Thyroid Research Thyroid Research Archive Thyroid Hormone Production
(March 2006)
The background of the study. Normal growth and development are dependent on adequate amounts of thyroxine (T4) and triiodothyronine (T3). The availability of these substances is dependent on normal pituitary–thyroid function and on the activity of several enzymes that convert T4 to the more active T3 (types 1 and 2 deiodinase) or convert both T3 and T4 to inactive compounds (type 3 deiodinase). The effects of deletion of the gene for type 3 deiodinase (Diol3) on growth and development; serum T4, T3, and thyrotropin (TSH) concentrations; and T3 action in mice were determined in this study.
How the study was done and the results of the study. The studies were done in mice carrying a Diol3 gene that had been mutated so that the enzyme was inactive (D3KO mice). D3KO mice were less fertile than expected, and their growth was impaired
In the normal mice, serum T3 and T4 concentrations were low at birth, reached a peak on the 15th postnatal day, and then declined. Their serum TSH concentrations on postnatal days 21, 90, and 240 to 390 days were approximately 200 ng/ml. The D3KO mice had slightly higher serum T3 concentrations at birth and considerably higher (325 percent) concentrations on postnatal day 5, due to slow breakdown of T3, after which they declined to low values. Their serum T4 concentrations were never more than 50 percent of the concentrations in normal mice. Serum TSH concentrations were also low initially, and later were only slightly higher than in normal mice.

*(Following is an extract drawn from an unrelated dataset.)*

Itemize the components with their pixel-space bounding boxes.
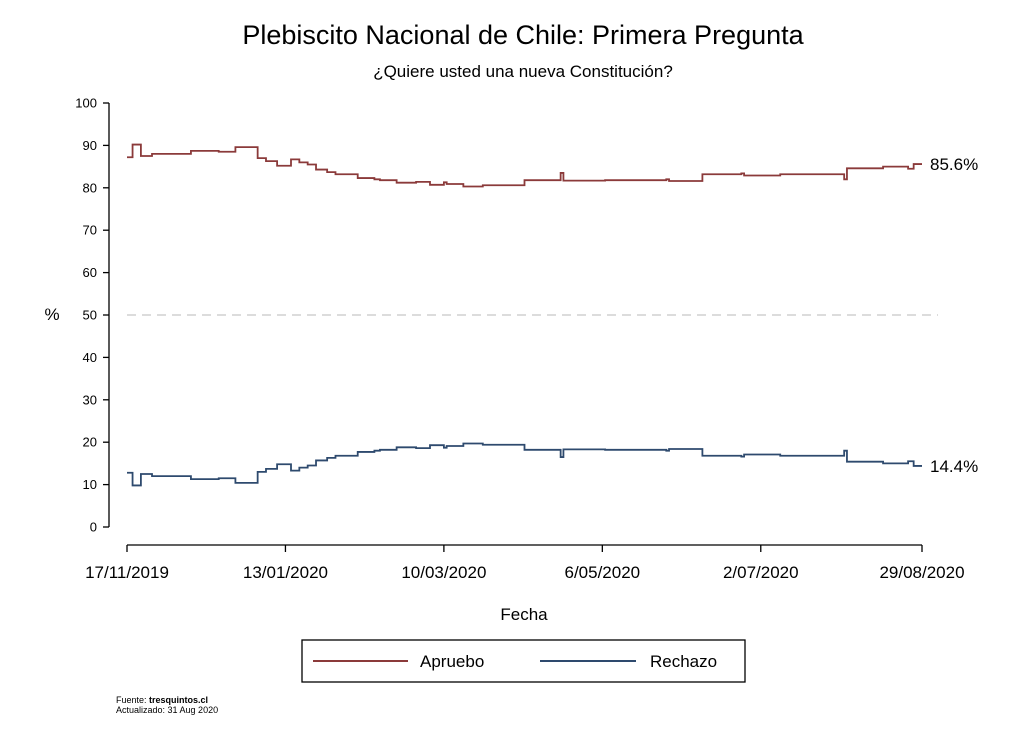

On postnatal days 1 to 3, the T3 concentration in the brain was almost three times higher in the D3KO mice than in normal mice and the brain content of two T3-stimulated genes was increased. Later, there was evidence of hypothyroidism in the tissues of the D3KO mice.
The conclusions of the study. Deletion of the Diol3 gene results in high serum T3 concentrations and increased T3 action in tissue in fetal and newborn mice, and hypothyroidism with low serum TSH concentrations in older mice.
The original article. Hernandez A, Martinez ME, Fiering S, Galton VA, St Germain D. Type 3 deiodinase is critical for the maturation and function of the thyroid axis. J Clin Invest 2006;116:476-84.